When it comes to IT operations, multitasking seems to be a prerequisite. Quite often it's even written into the job posting. However, research is revealing that multitasking may do more damage than good.
Between the time-driven customer responses, the growing demands for technology projects from the business, 99.999 up-time guarantees for the system, and a multitude of maintenance needs for the entire environment, your in-house IT resources have their days filled with continual distractions. It's understandable that IT leadership is on a lookout for women and men in capes with a big "M" for Multitasking emblazoned across their shirts. But it turns out, these multitasking superheroes may not really exist.
Workplace evidence, cognitive studies and our personal anecdotes, at best case, point towards multitasking being a myth, and at worst, show that multitasking affect our health and professional lives in some negative ways.
This conclusion is highlighted by the following five reasons:
A cognitive study by the University of Utah found only 2% of the population can multitask effectively.
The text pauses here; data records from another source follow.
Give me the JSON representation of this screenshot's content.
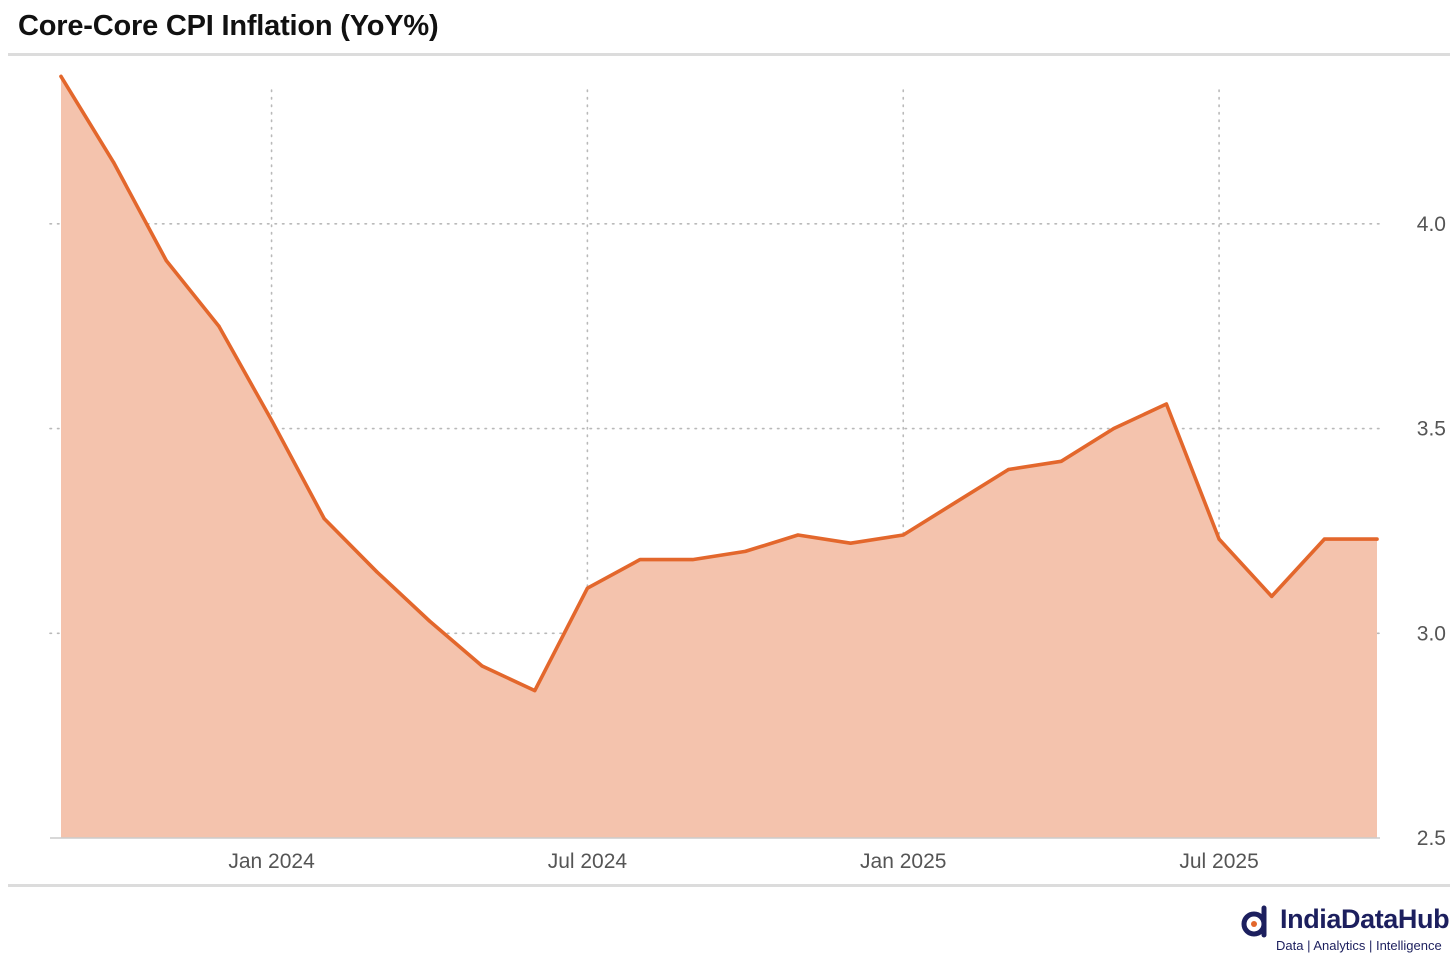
{
  "title": "Core-Core CPI Inflation (YoY%)",
  "colors": {
    "line": "#e3672c",
    "fill": "#f4c3ad",
    "grid": "#b9b9b9",
    "axis": "#cccccc",
    "brand": "#1c1f5e"
  },
  "brand": {
    "name": "IndiaDataHub",
    "tagline": "Data | Analytics | Intelligence",
    "icon": "india-data-hub-logo-icon"
  },
  "chart_data": {
    "type": "area",
    "title": "Core-Core CPI Inflation (YoY%)",
    "xlabel": "",
    "ylabel": "",
    "x": [
      "2023-09",
      "2023-10",
      "2023-11",
      "2023-12",
      "2024-01",
      "2024-02",
      "2024-03",
      "2024-04",
      "2024-05",
      "2024-06",
      "2024-07",
      "2024-08",
      "2024-09",
      "2024-10",
      "2024-11",
      "2024-12",
      "2025-01",
      "2025-02",
      "2025-03",
      "2025-04",
      "2025-05",
      "2025-06",
      "2025-07",
      "2025-08",
      "2025-09",
      "2025-10"
    ],
    "series": [
      {
        "name": "Core-Core CPI Inflation (YoY%)",
        "values": [
          4.36,
          4.15,
          3.91,
          3.75,
          3.52,
          3.28,
          3.15,
          3.03,
          2.92,
          2.86,
          3.11,
          3.18,
          3.18,
          3.2,
          3.24,
          3.22,
          3.24,
          3.32,
          3.4,
          3.42,
          3.5,
          3.56,
          3.23,
          3.09,
          3.23,
          3.23
        ]
      }
    ],
    "ylim": [
      2.5,
      4.4
    ],
    "y_ticks": [
      2.5,
      3.0,
      3.5,
      4.0
    ],
    "y_tick_labels": [
      "2.5",
      "3.0",
      "3.5",
      "4.0"
    ],
    "x_ticks": [
      {
        "date": "2024-01",
        "label": "Jan 2024"
      },
      {
        "date": "2024-07",
        "label": "Jul 2024"
      },
      {
        "date": "2025-01",
        "label": "Jan 2025"
      },
      {
        "date": "2025-07",
        "label": "Jul 2025"
      }
    ],
    "grid": true,
    "y_axis_position": "right"
  }
}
The rest of us are not very effective. However, more than 50% of the population believe they are very effective.
Several studies have found Multitasking (primarily task switching) can be 40% less productive then batching similar tasks. Similar to a machine there are time and costs to change over from one task to another.
The error rate for someone performing many tasks in a task switching environment compared to one with much fewer switches is much higher. Task switching especially when it may not be planned such as in IT support are disruptive and errors are higher in a disruptive environment.
In a study of two groups performing the same tasks with and without task switching the heart rate was higher among the task switching group. The constant switching can provide a feeling of lack of control and lack of accomplishment. Both can be stressful.
If the first 4 reasons alone don't make you unhappy then you may be someone prone to crave multi-tasking. You may value being busy over being productive. You may believe you are part of the 2 %. Or you may have trouble focusing, so you welcome distractions to get out of having to focus. Bottom line, you probably still fall prey to being less productive then you can be and creating a less healthy work environment for you or your team.